Directions for teachers: Ask students to read the online Science News article “Baleen whales eat (and poop) a lot more than we realized” and answer the following questions with a partner. A version of the article, “Whales eat more than we thought,” appears in the December 4, 2021 issue of Science News.
Want to make it a virtual lesson? Post the online Science News article to your virtual classroom. Discuss the article and questions with your class on your virtual platform.
1. What cycles through an ecosystem and how does it cycle? Explain and give a specific example from the article.
Matter, including nutrients, cycles through ecosystems via processes that include physical and chemical changes. For example, plants and animals consume and then excrete elements found in other organisms and in the physical environment, making those elements available for yet other plants and animals. Those elements combine in different ways into different molecules as they move through. Iron is an example of a cycling nutrient in the article. Whales eat iron-rich krill and excrete the iron. Phytoplankton blooms rely on that iron and in turn feed krill.
2. How does the law of conservation of mass support cyclical processes? How can a cyclical process in an ecosystem be disrupted? Give an example from the article.
The law of conservation of matter states that in a closed system, the mass of the system must remain constant over time. Instead of matter being created or destroyed, it changes forms. That changing of forms allows the same matter to be used by different organisms, so it cycles through the ecosystem. Such cycles can be disrupted if the size of a plant or animal population changes or if a natural disaster impacts the physical environment, for example. Sometimes a cycle is disrupted by humans. For example, humans hunting whales have decreased the size of whale populations. That decline appears to have altered how iron cycles through ecosystems.
3. What role does energy play in ecosystem cycling?
The cycling of matter is supported by the flow of energy. Energy enters most ecosystems from the sun. Photosynthesizing plants use carbon dioxide, water and energy from the sun to create sugars within the plants, thus transforming the sun’s energy into chemical energy. This process supports primary consumers, who serve as food and energy sources for secondary consumers, and so on. All physical and chemical changes of matter in a food web, for example, involve energy transformations. Some changes rely on energy, while others release it. As energy flows, some energy is lost from the system in the form of heat, which is why an outside energy source, such as the sun, is needed to sustain an ecosystem.
A whale of an ecosystem
1. What does it mean to talk about an organism’s “role” in an ecosystem? What does the term “role” in this context mean? Give an example from the article.

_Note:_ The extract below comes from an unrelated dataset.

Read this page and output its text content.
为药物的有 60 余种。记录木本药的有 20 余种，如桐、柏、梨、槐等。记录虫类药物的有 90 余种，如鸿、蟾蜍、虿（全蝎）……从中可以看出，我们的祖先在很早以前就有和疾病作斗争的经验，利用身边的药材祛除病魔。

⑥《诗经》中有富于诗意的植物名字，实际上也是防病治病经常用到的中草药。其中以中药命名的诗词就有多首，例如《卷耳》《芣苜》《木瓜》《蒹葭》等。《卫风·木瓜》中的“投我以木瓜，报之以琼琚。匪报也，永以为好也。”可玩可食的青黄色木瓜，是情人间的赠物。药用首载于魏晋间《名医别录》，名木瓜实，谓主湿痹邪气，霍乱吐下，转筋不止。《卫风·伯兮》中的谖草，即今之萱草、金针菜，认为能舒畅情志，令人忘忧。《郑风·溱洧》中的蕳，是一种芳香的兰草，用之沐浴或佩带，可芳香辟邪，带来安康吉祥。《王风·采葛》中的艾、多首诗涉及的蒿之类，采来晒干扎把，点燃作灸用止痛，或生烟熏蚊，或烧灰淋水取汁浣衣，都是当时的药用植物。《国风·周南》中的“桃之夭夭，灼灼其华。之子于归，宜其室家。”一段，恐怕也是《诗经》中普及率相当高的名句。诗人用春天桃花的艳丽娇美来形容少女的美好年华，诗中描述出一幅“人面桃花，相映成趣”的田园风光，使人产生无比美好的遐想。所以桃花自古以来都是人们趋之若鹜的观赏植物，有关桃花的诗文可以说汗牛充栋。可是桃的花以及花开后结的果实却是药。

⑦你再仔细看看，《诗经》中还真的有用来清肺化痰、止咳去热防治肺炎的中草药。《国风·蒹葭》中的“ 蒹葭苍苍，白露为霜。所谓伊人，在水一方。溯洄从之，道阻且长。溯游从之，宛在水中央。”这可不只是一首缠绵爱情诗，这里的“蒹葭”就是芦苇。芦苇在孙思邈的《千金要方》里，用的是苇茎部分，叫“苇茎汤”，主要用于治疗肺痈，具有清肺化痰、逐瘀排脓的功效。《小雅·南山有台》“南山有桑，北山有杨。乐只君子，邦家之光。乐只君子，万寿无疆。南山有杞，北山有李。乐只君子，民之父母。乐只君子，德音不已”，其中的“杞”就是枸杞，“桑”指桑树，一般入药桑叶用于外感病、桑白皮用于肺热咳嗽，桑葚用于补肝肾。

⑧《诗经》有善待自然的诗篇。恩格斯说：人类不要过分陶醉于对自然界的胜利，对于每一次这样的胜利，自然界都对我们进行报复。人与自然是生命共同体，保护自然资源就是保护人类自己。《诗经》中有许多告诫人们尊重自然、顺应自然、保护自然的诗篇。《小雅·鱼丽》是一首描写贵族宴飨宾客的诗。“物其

An organism’s role in an ecosystem refers to how it impacts the cycles that exist within the ecosystem. Some examples include producer, consumer, decomposer, parasite, predator, prey and so on. One role that whales play in a marine ecosystem is to keep iron moving through the system. This makes them a nutrient cycler.
2. When ecosystems experience a dramatic change, it can be challenging to determine why. Explain the unexpected impact of whaling on the nutrient cycle as described in the article.
Scientists initially expected that the decrease in the whale population from whaling would lead to an increase in krill because there are fewer whales to eat the krill. Instead, krill populations decreased. Whale poop provides essential nutrients, including iron, for phytoplankton. Krill eat that phytoplankton. By removing iron, phytoplankton numbers dropped, and thus krill numbers dropped too.
3. The article describes how whales’ food consumption was quantified. How can putting specific numbers to animal behavior help scientists understand an animal’s role in the ecosystem?
Quantifying the amount of krill consumed by whales allowed scientists to determine how big a role whales play in the cycling of iron in the ecosystem. This helped scientists gain a better understanding of the degree to which the whales’ disappearance affected various aspects of the ecosystem.
4. Given the complexity of ecosystems, how can scientists determine if one trend or event causes another trend or event?
In a complex ecosystem, there are many possible factors that may contribute to an observed change. In order to prove that one trend or event causes another trend or event, scientists need to identify and explore other contributing factors in order to isolate the variables of interest. Often scientists rely on lab experiments to control for confounding factors — variables that have the potential to distort the relationship between the study’s variables of interest. Confounding factors can mask a causal relationship between a study’s variables of interest or falsely suggest that a causal relationship exists. Controlling for confounding factors helps scientists gain evidence for causal relationships.